November 27, 2024 at 06:54PM
The China-linked Salt Typhoon gang, known for targeting U.S. telecommunications, has expanded globally since 2023, affecting over 20 organizations across various sectors. Their toolkit includes new malware called GhostSpider and the Demodex rootkit. Their tactics involve exploiting server vulnerabilities and using legitimate tools for stealthy infiltration and espionage.
### Meeting Takeaways
1. **Overview of Salt Typhoon**: The China-linked Salt Typhoon gang (also known as Earth Estries) has expanded its reach beyond US telecommunications companies, targeting over 20 organizations globally in various sectors, including technology, consulting, and government.
2. **Global Impact**: Affected countries include the US, India, Vietnam, Brazil, and several others across Asia-Pacific, the Middle East, and South Africa.
3. **Aggressive Tactics**: Salt Typhoon is classified as one of the most aggressive advanced persistent threat (APT) groups. They have been conducting prolonged attacks since 2020, concentrating on government and telecom sectors since mid-2022.
4. **Targeting Strategy**: The group has also focused on consulting firms and NGOs associated with the US federal government and military in 2023, indicating a strategic shift towards entities involved in government contracts.
5. **Attack Techniques**: The gang exploits public-facing server vulnerabilities (e.g., CVEs in Ivanti, Fortinet, Sophos, and Microsoft Exchange) for initial access. They employ “living-off-the-land” techniques, using legitimate tools (like WMIC.exe and PsExec) to navigate networks undetected.
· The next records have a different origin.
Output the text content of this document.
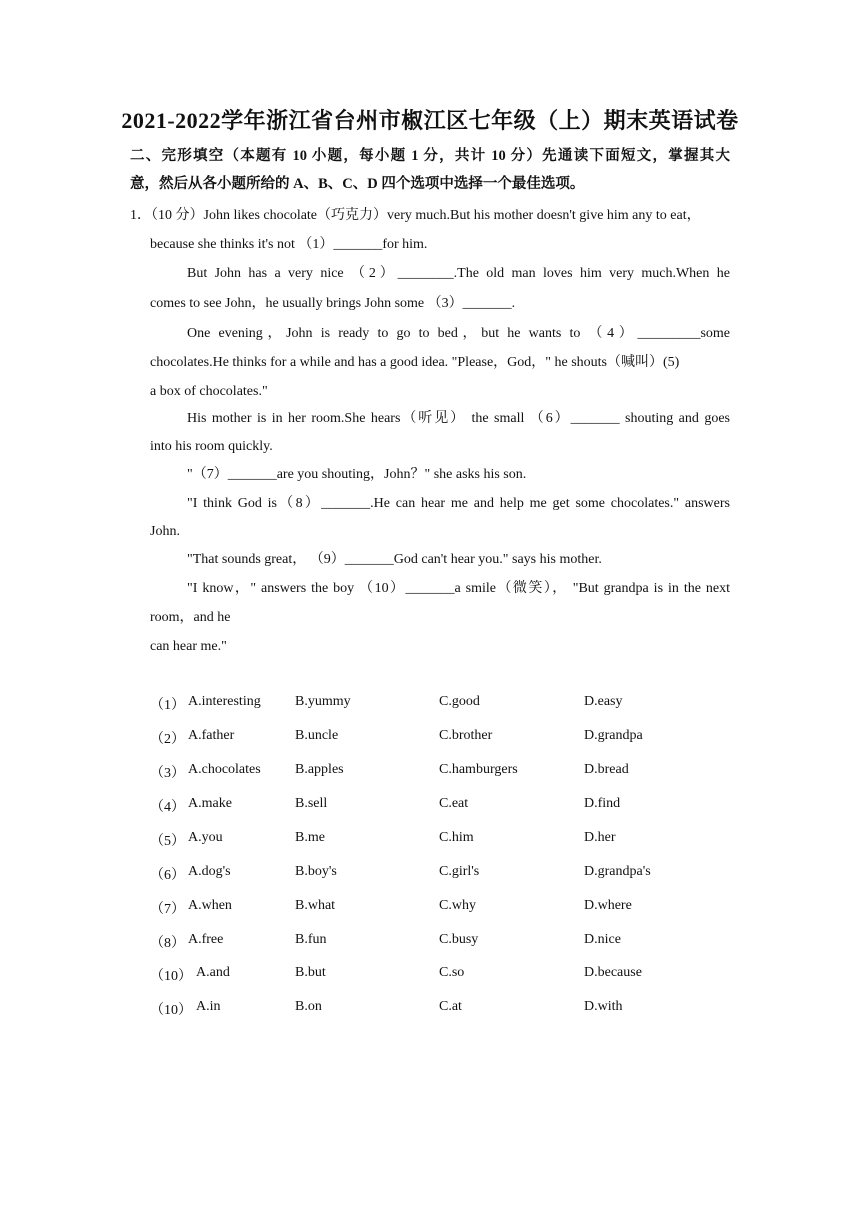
2021-2022学年浙江省台州市椒江区七年级（上）期末英语试卷
二、完形填空（本题有 10 小题，每小题 1 分，共计 10 分）先通读下面短文，掌握其大
意，然后从各小题所给的 A、B、C、D 四个选项中选择一个最佳选项。
1．（10 分）John likes chocolate（巧克力）very much.But his mother doesn't give him any to eat，
because she thinks it's not （1）_______for him.
But John has a very nice （2）________.The old man loves him very much.When he
comes to see John，he usually brings John some （3）_______.
One evening，John is ready to go to bed，but he wants to （4）_________some
chocolates.He thinks for a while and has a good idea. "Please，God，" he shouts（喊叫）(5)
a box of chocolates."
His mother is in her room.She hears（听见） the small （6）_______ shouting and goes
into his room quickly.
"（7）_______are you shouting，John？" she asks his son.
"I think God is（8）_______.He can hear me and help me get some chocolates." answers
John.
"That sounds great， （9）_______God can't hear you." says his mother.
"I know，" answers the boy （10）_______a smile（微笑）， "But grandpa is in the next
room，and he
can hear me."
（1） A.interesting B.yummy	C.good	D.easy
（2） A.father	B.uncle	C.brother	D.grandpa
（3） A.chocolates B.apples	C.hamburgers	D.bread
（4） A.make	B.sell	C.eat	D.find
（5） A.you	B.me	C.him	D.her
（6） A.dog's	B.boy's	C.girl's	D.grandpa's
（7） A.when	B.what	C.why	D.where
（8） A.free	B.fun	C.busy	D.nice
（10） A.and	B.but	C.so	D.because
（10） A.in	B.on	C.at	D.with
6. **Malware Arsenal**: Their toolset includes various malware, such as:
– **SnappyBee (Deed RAT)**: A modular backdoor used by multiple Chinese state-affiliated groups.
– **Demodex rootkit**: Ensures stealth in operations.
– **GhostSpider**: A newly identified backdoor tailored for specific tasks, with no definitive attribution yet to Salt Typhoon.
7. **Link to Recent Attacks**: While there is evidence of similar tactics used in recent intrusions against US telcos (Verizon, AT&T, Lumen), conclusive links to Salt Typhoon remain unverified pending more detailed reporting.
8. **Next Steps**: Await further detailed reports from Microsoft regarding TTPs used in the Salt Typhoon attacks to enhance understanding and attribution of the recent cyberattacks.
This summary encapsulates the main points of concern regarding Salt Typhoon’s activities and their impact on global security and infrastructure.